List of steps to reproduce (step by step, including full links if applicable):

SELECT ?title WHERE {
  hint:Query hint:optimizer "None".
  SERVICE wikibase:mwapi {
     bd:serviceParam wikibase:endpoint "www.wikidata.org";     # Set the project here
                     wikibase:api "Generator";
                     mwapi:generator "recentchanges";        
                     mwapi:grcnamespace "146";                 # Restrict to lexemes
                     mwapi:grctype "new";
                     mwapi:grcuser "Ainali";.                  # Your username
     ?title wikibase:apiOutputItem mwapi:title. 
  } 
FILTER BOUND (?title)  
} LIMIT 1

What happens?:
It gives a result which in JSON looks like this:

{"head":{"vars":["title"]},"results":{"bindings":[{"title":{"type":"uri","value":"http://www.wikidata.org/entity/LEXEME:L496172"}}]}}

and the query service renders that as wd:LEXEME:L496172 which is a link that resolves to https://www.wikidata.org/wiki/Lexeme:LEXEME:L496172
which gives a 404 with the error message "This entity does not exist. "

What should have happened instead?:
I would have expected that title would either have the value of http://www.wikidata.org/entity/L496172 or that it would be a string with the value of Lexeme:L496172 (like in a regular API-call).

Event Timeline

Well, I would say it’s not really a bug, more an unfortunate combination of features. There are currently two ways to get an entity ID out of MWAPI:

Given a “client-like” API result like this

<page _idx="32882493" pageid="32882493" ns="0" title="Mary E. Cobb" contentmodel="wikitext" pagelanguage="en" pagelanguagehtmlcode="en" pagelanguagedir="ltr" touched="2021-06-28T08:26:03Z" lastrevid="1030833675" length="7412">
  <pageprops defaultsort="Cobb, Mary E." page_image_free="Mary_E._Cobb.jpg" wikibase_item="Q6779361" />
</page>

then the MWAPI config

?item wikibase:apiOutputItem mwapi:item.

corresponds to the XPath pageprops/@wikibase_item, i.e. the wikibase_item attribute of the pageprops child element of that page element.

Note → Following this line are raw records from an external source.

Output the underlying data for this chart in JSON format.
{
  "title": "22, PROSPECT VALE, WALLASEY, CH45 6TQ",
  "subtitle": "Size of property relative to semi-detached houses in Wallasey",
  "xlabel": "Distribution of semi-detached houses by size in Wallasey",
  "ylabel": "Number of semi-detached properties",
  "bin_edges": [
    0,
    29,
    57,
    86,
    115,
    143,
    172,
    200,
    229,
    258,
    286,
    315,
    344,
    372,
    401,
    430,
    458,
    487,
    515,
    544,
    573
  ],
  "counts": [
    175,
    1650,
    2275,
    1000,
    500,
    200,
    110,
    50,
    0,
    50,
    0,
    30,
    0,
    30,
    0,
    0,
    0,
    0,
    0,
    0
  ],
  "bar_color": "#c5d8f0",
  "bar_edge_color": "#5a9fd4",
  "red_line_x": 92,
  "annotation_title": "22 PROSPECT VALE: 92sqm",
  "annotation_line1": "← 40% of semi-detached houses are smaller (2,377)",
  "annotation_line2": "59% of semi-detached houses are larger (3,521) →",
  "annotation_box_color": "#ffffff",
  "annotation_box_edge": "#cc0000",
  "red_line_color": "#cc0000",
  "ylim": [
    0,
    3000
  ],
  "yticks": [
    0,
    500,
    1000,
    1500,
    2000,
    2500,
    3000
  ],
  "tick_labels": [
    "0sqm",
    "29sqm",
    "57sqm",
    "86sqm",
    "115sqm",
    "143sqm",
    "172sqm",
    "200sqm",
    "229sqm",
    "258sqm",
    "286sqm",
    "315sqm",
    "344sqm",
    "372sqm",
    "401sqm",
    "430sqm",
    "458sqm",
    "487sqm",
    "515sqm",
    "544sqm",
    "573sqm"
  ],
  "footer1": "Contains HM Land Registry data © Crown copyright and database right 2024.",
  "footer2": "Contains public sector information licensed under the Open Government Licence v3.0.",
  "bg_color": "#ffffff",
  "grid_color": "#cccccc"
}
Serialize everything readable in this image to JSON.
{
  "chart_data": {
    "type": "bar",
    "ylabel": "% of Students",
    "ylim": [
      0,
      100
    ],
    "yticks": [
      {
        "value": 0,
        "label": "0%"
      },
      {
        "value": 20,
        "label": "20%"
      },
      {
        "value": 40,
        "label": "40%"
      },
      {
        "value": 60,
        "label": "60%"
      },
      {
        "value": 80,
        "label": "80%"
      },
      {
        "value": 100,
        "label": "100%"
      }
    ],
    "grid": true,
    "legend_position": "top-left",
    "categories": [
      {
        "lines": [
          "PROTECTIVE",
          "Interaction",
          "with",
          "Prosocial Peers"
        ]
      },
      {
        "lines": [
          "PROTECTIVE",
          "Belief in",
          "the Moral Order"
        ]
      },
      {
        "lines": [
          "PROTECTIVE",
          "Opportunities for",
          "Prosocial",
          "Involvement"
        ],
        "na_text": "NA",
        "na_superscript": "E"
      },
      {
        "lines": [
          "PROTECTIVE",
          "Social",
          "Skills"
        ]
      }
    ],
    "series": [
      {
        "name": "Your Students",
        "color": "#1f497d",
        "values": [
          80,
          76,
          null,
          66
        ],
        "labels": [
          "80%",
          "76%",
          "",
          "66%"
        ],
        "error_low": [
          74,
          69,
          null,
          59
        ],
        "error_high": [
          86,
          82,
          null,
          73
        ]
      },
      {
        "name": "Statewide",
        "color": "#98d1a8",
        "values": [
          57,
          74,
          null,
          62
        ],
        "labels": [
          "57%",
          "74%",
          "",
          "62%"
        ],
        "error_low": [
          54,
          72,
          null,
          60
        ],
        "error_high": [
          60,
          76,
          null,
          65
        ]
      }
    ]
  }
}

Given a “repo-like” API result like this

<page _idx="102358522" pageid="102358522" ns="0" title="Q107110037" contentmodel="wikibase-item" pagelanguage="en" pagelanguagehtmlcode="en" pagelanguagedir="ltr" touched="2021-06-08T03:16:28Z" lastrevid="1437430459" length="1963">
  <pageprops wb-claims="3" wb-identifiers="0" wb-sitelinks="1" />
</page>

then the MWAPI config

?item wikibase:apiOutputItem mwapi:title.

corresponds to the XPath @title, i.e. the title attribute of that page element.

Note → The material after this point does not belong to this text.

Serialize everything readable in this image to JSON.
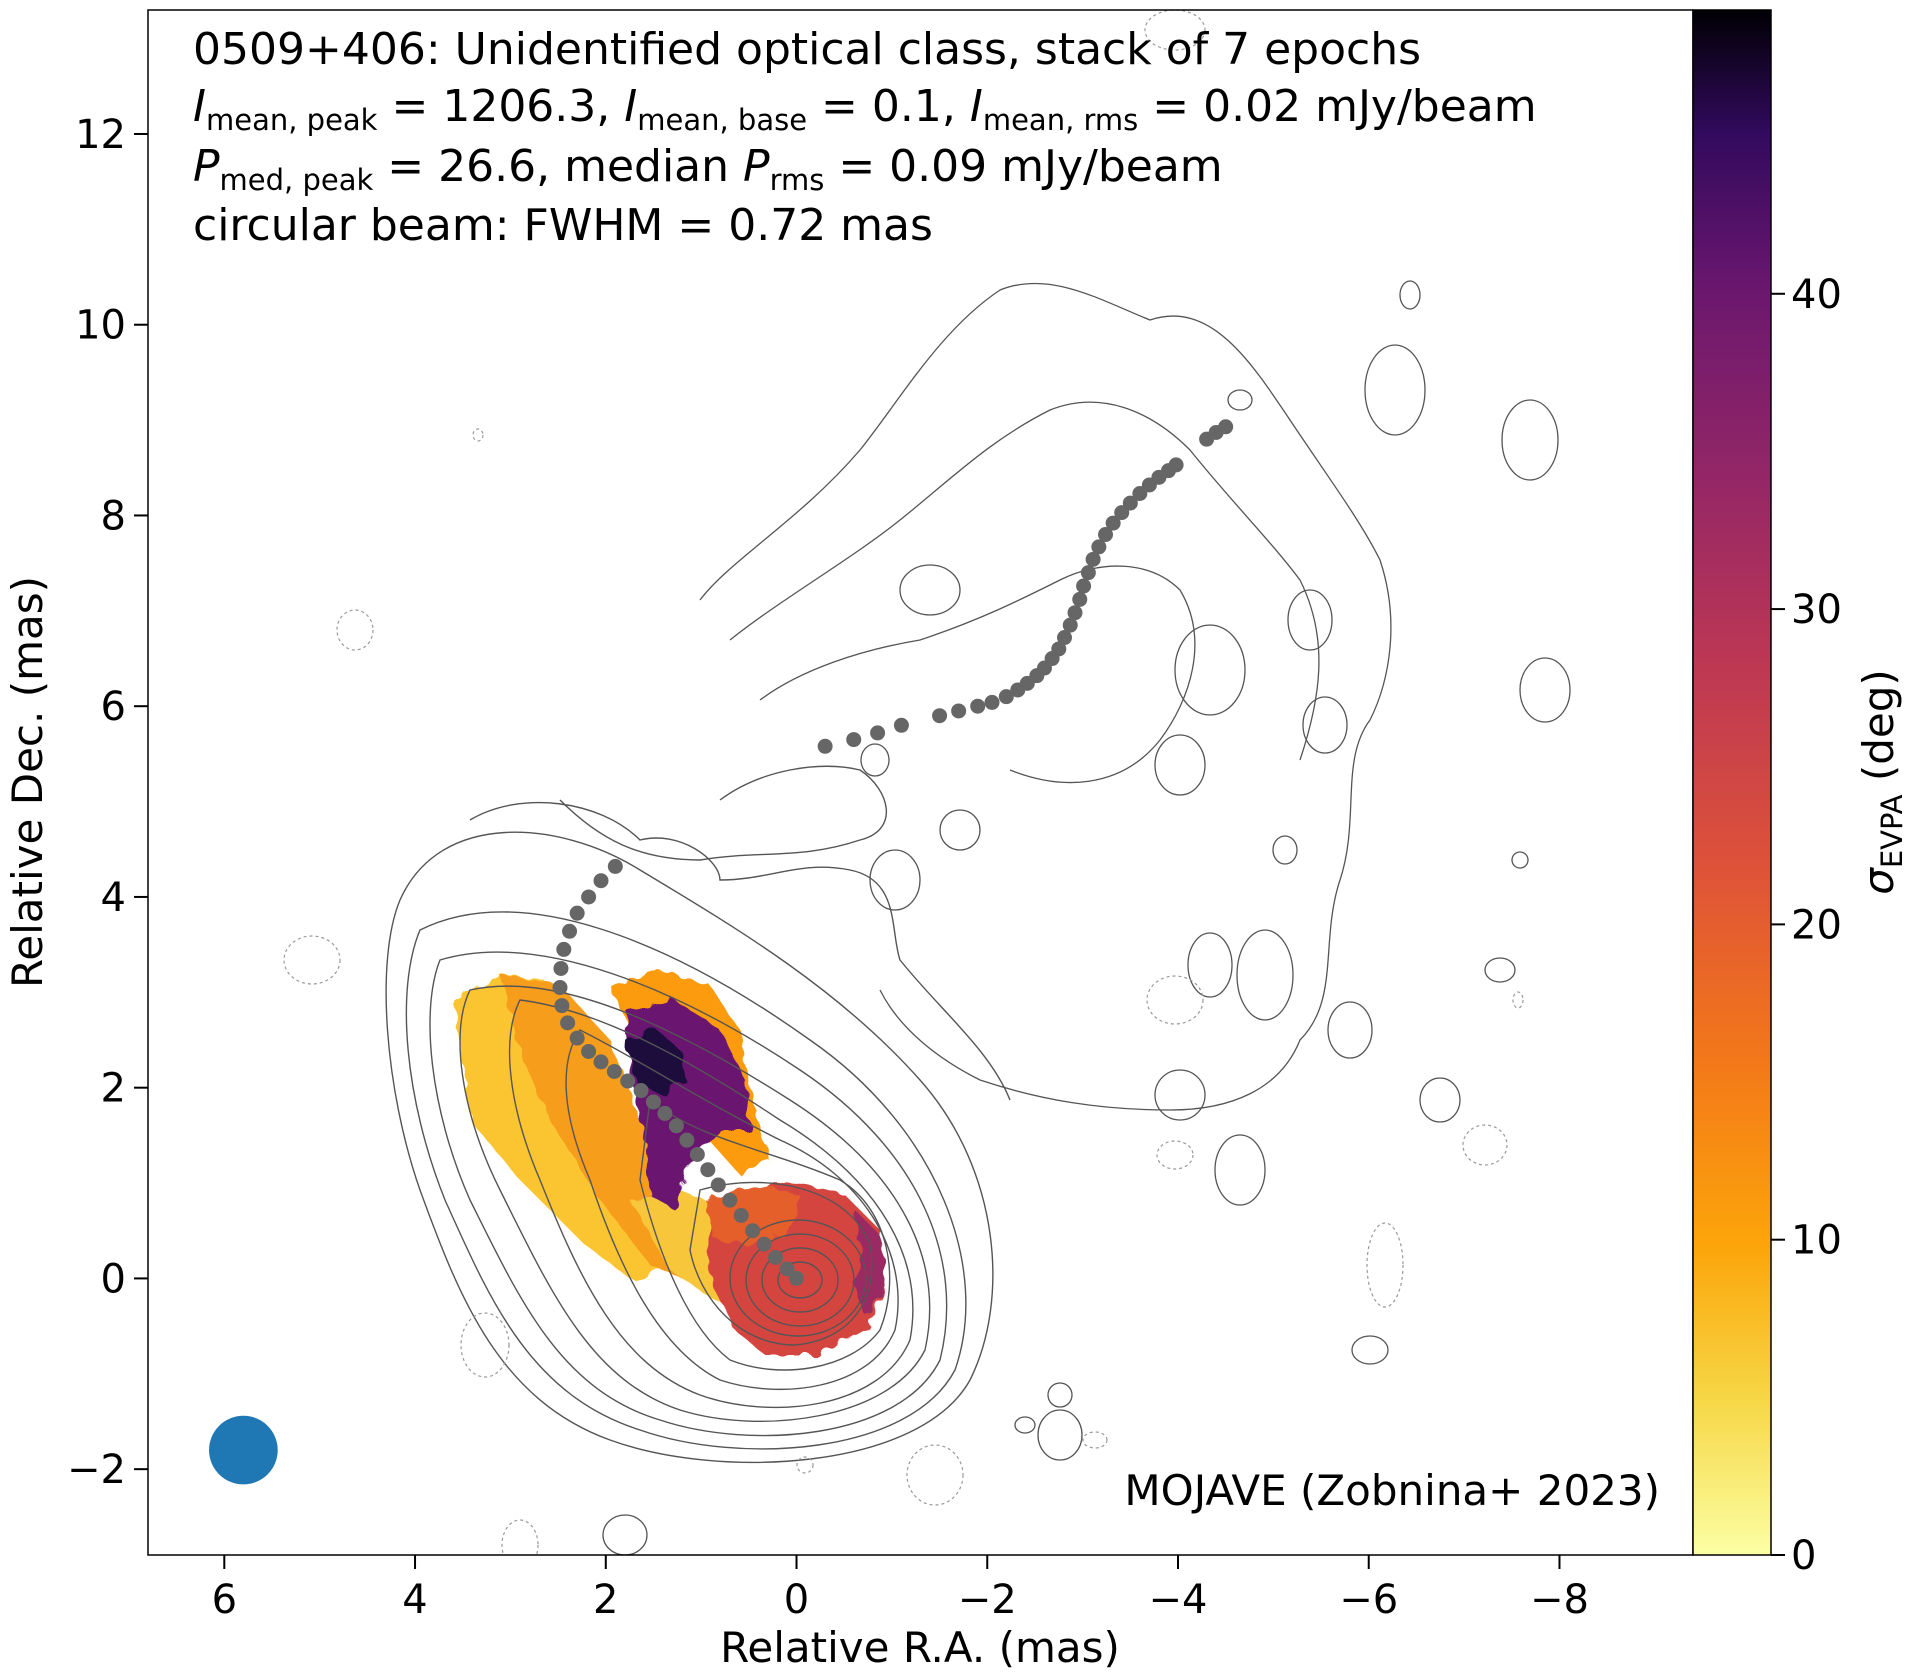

In both cases, the assumption is that the XPath selects the entity ID as a string, but for the title attribute, that’s only true for items, not other entity types. (On Wikibase installations where items aren’t in the main namespace, I assume it’s not even true for items.) But I’m not sure what the best way to solve this would be – I would be hesitant to hard-code something like “remove everything up to the first colon” into MWAPI.

Maybe we can add a new value for the query+prop API parameter, which would add the page’s entity ID (as an attribute on the page element, like the contentmodel, pagelanguage, etc.)? And then we could add that by default to the MWAPI “Generator” service, and add a new shortcut, mwapi:entityid = @wikibase_entity or something like that.